The drug companies always want to come up with ways to improve a product to make it more effective and get that money pumping again. But how do you improve on something as awesome as Advil? They made the gel caps (or Liqui-Gels), which was one brilliant move -- easier to swallow and faster to work. Surely, we've now reached the pinnacle of Adviliciousness, right?

NOT SO FAST! says parent company Pfizer. Now we have Advil in Tiny Pills!

Say WHAT?

minis
Say hey!
Advil Liqui-Gels Minis are smaller than the regular pills -- no major surprise there. How much smaller?

Less than half the size, I think.
And yet these fat little pills hold the same 200 mg of ibuprofen as the big salami-shaped pills. Inconceivable!

I jest, but pill swallowing can be a serious problem. It's not just that the person has an oversensitive gag reflex (although I suppose it could be). There is a real condition called dysphagia, generally caused by a problem in the throat or esophagus.

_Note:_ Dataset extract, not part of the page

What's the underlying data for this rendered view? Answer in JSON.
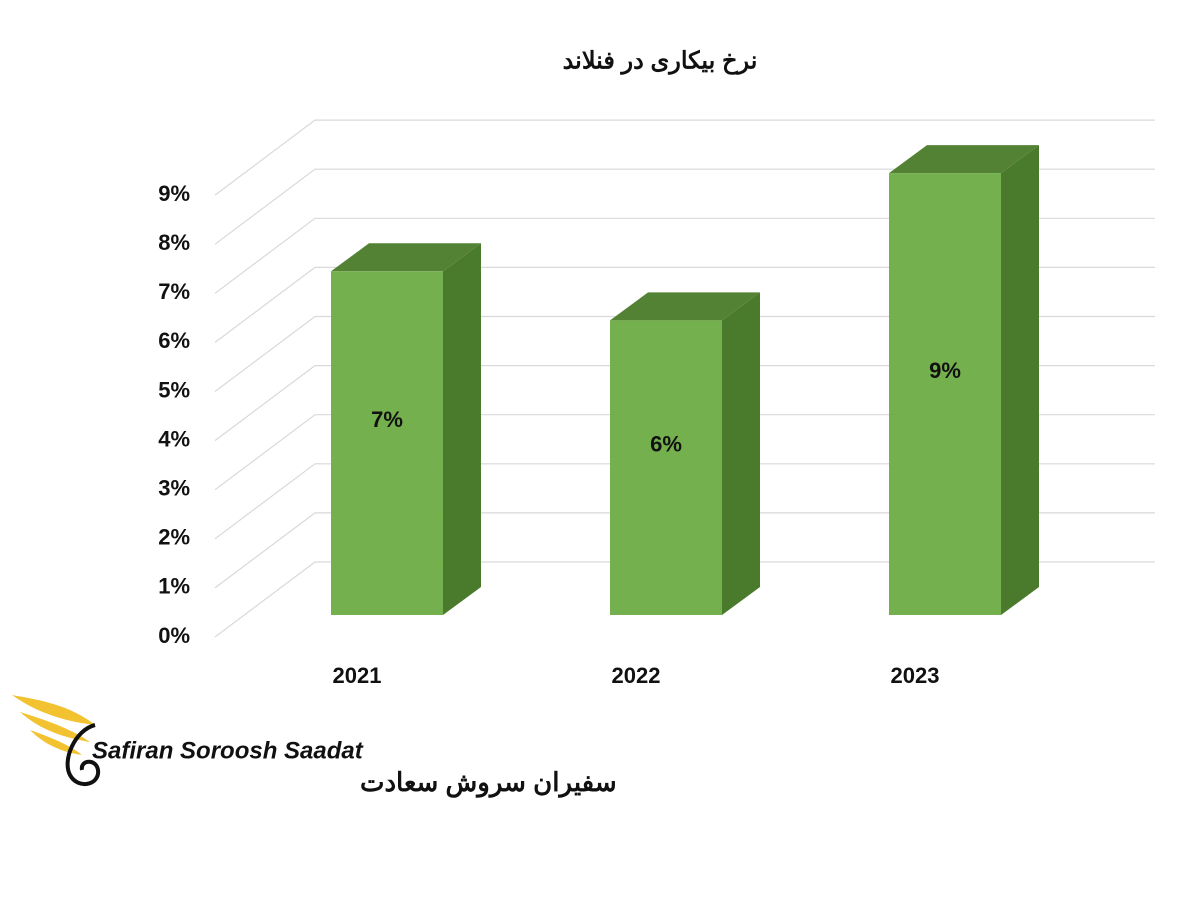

Parkinson's, esophageal spasm, MD, MS, GERD, stroke, esophageal diverticula, scleroderma -- these are just some of the things that can make pill swallowing hard. Although Pfizer's not advertising these baby Advils specifically for people with these issues, it's clear that they are intending them for just such customers.

I wonder, in fact, why they made the pills so big to begin with. Your average campus Marxist crybaby would start screaming that it was to make the bottle bigger so you'd think you were getting more for your money, but let's not jump to such a conclusion. Perhaps the way ibuprofen was formulated initially required its dissolution in a greater amount of fluid, an issue that has been addressed. I don't know; do you?

One thing I can say is that those little Advils can get away from you fast. The slick surface and the round shape can lead one to pop right out of your fingers and skitter away on the floor, which can be a real issue if you have small children or adventurous pets who like to gulp down whatever they find. Care is needed.

I have to say that the new pills are kinda cute, though. That has to count for something.